Now it appeared he had it all—the Great Seal of the Chancellor, the good opinion of the King, the admiration of all humanists, the best regards of the people who remembered his justice in the courts, the love of his numerous family and retainers grouped about him in his new house at Chelsea. But the matter of the divorce, which had tripped Wolsey, was still unsettled, and More had already made his opposition known to the King. The Reform Parliament was about to meet and it was common knowledge, wrote the French ambassador, that the lords and the property owners intended to plunder the possessions of the Church. More hated the rapacity of these greedy men. Why was he chosen? Henry was always patient, and thought in time he could bend the new chancellor to his will; and for the present More was the best man in the kingdom for the position.

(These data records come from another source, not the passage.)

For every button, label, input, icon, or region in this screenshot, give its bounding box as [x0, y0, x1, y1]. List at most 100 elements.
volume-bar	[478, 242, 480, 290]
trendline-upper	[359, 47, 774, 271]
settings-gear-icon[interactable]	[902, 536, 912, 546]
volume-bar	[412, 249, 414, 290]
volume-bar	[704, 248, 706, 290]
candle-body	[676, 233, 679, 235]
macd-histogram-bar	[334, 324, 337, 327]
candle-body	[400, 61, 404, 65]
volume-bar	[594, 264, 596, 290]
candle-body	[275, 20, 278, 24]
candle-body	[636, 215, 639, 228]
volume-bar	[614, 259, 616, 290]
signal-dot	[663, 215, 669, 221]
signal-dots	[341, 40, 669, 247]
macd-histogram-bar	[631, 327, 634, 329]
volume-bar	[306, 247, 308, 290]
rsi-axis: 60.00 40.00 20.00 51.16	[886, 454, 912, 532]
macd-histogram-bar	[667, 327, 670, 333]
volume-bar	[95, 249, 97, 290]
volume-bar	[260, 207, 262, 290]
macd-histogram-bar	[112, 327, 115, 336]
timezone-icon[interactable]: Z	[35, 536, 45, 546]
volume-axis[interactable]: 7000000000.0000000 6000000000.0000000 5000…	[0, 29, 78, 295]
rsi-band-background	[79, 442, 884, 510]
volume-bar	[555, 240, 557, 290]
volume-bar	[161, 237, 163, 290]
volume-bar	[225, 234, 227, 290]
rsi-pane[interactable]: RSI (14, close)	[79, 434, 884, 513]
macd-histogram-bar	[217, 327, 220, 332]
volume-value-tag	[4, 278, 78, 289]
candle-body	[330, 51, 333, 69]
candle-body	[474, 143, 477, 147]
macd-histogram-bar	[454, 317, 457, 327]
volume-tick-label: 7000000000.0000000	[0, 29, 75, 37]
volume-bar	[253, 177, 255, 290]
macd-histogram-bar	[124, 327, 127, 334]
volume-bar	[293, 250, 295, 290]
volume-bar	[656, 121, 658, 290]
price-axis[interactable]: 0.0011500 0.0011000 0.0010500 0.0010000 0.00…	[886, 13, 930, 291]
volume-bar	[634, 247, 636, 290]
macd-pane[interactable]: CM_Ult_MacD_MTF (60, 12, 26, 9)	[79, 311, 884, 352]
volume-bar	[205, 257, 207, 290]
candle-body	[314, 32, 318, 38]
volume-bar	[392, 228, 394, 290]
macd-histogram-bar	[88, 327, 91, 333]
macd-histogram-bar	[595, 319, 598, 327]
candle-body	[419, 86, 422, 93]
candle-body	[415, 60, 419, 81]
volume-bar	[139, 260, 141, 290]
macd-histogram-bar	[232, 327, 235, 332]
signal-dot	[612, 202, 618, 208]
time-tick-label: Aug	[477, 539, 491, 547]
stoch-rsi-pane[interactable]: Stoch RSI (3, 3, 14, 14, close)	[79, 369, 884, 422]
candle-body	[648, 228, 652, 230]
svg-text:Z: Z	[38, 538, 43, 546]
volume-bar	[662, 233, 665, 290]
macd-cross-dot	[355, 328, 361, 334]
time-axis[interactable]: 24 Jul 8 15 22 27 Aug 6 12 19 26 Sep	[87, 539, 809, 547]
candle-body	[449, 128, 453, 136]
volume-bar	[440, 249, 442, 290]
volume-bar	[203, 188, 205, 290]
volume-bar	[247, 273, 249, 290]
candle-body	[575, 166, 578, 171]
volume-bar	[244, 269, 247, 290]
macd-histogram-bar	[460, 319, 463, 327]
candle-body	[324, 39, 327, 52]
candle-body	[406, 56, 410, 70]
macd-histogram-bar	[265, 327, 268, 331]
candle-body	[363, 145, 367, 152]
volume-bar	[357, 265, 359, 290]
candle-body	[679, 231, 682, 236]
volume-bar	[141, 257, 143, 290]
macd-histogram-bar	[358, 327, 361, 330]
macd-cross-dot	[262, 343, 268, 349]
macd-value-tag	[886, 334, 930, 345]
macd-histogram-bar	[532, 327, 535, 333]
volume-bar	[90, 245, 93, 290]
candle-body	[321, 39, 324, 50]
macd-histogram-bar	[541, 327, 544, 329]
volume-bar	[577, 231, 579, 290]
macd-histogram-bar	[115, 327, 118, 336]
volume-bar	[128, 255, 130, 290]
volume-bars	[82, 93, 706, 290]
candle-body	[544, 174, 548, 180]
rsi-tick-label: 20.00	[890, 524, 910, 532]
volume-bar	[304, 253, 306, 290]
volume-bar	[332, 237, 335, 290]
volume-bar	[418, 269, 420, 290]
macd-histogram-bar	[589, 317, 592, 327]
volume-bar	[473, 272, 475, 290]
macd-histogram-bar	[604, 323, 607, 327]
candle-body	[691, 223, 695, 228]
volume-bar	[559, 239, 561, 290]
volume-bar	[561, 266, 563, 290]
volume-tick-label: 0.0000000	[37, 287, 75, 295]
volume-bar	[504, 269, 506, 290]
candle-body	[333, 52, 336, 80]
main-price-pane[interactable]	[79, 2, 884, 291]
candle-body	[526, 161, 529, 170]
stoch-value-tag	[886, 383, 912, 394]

Erasmus wrote that even Wolsey, who did not like More but ‘was assuredly no fool’, stated that ‘in the whole island there was no one who was equal to the duty of Chancellor except More alone’. Why did he accept? His nephew William Rastell says that he wanted to refuse. But it was too late; twelve years before he had entered the King’s service and now he was bound to obey. Also, More was never a man to shirk the responsibilities of his conscience. Queen Catherine had been his friend for many years and he would stand by her now; nor would he desert the faith he believed in.

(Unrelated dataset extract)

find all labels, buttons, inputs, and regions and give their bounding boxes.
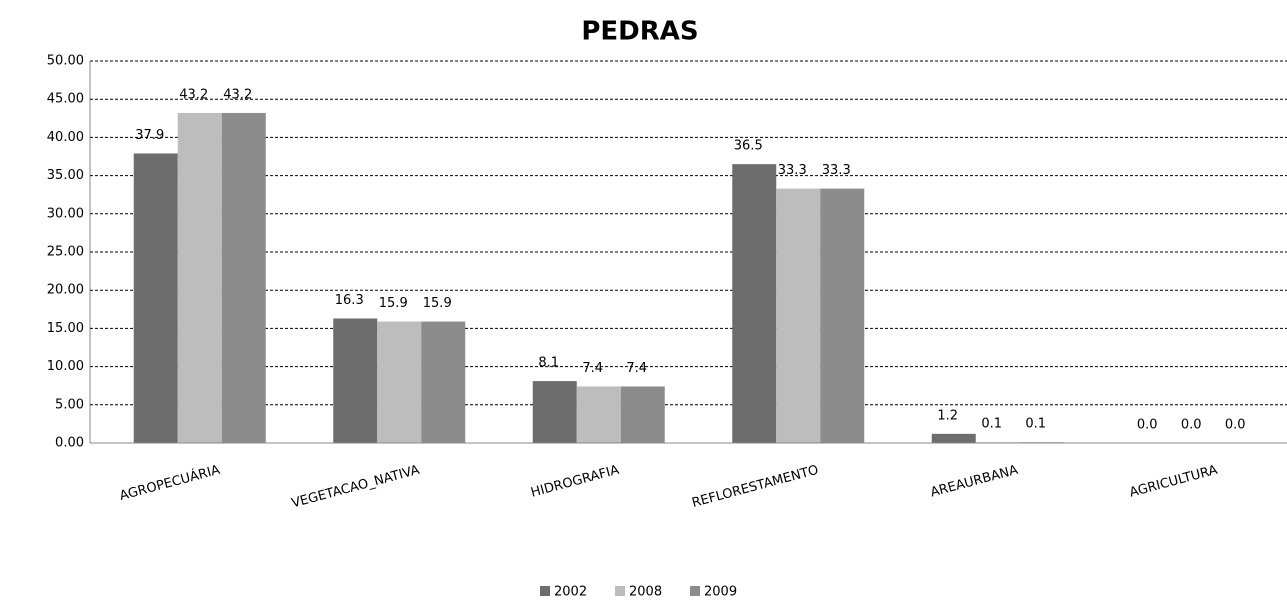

The Parliament which met in 1529 for the re-ordering of the English faith was one on which the King could rely. The members were the burgesses, landlords, property owners of the country, and they were united only in their lust for possessions and wealth. They scented the downfall of the proud and mighty Church, and they rushed to dismember the vast body. The talk in the Commons was nothing but ‘Down with the Church’, said Bishop Fisher, and added that this attack was ‘me seemeth for lack of faith only’. But the attack was licensed and encouraged by the King. The sins of Wolsey, who died in 1530, were visited on the clergy generally. In February 1531 the Convocation of Canterbury was compelled to pay the King £100,000 and recognize him as ‘Supreme Lord, and, as far as the Law of Christ allows, even Supreme Head’. The anti-clerical movement overwhelmed More. He had hoped by
his presence to temper the royal irritation with Rome, to prevent Henry, who was no supporter of Lutheran theology, from taking a desperate step against the Church. But the forces behind the Reform Parliament were too strong and various—a real desire to put right a corrupt clergy, the gross venal ambition of the wealthy expressed through Parliament, and finally the King’s determination to have his divorce and secure the succession. The work of Parliament was done despite the opposition of the chancellor: ‘against this one parliament of yours (God knoweth what manner of one)’, he said at his trial, ‘I have all the councils of Christendom made these thousand years.’ His power was gone by February 1531. In May 1532, the day after the final submission of the clergy to Henry’s supremacy, he resigned his office.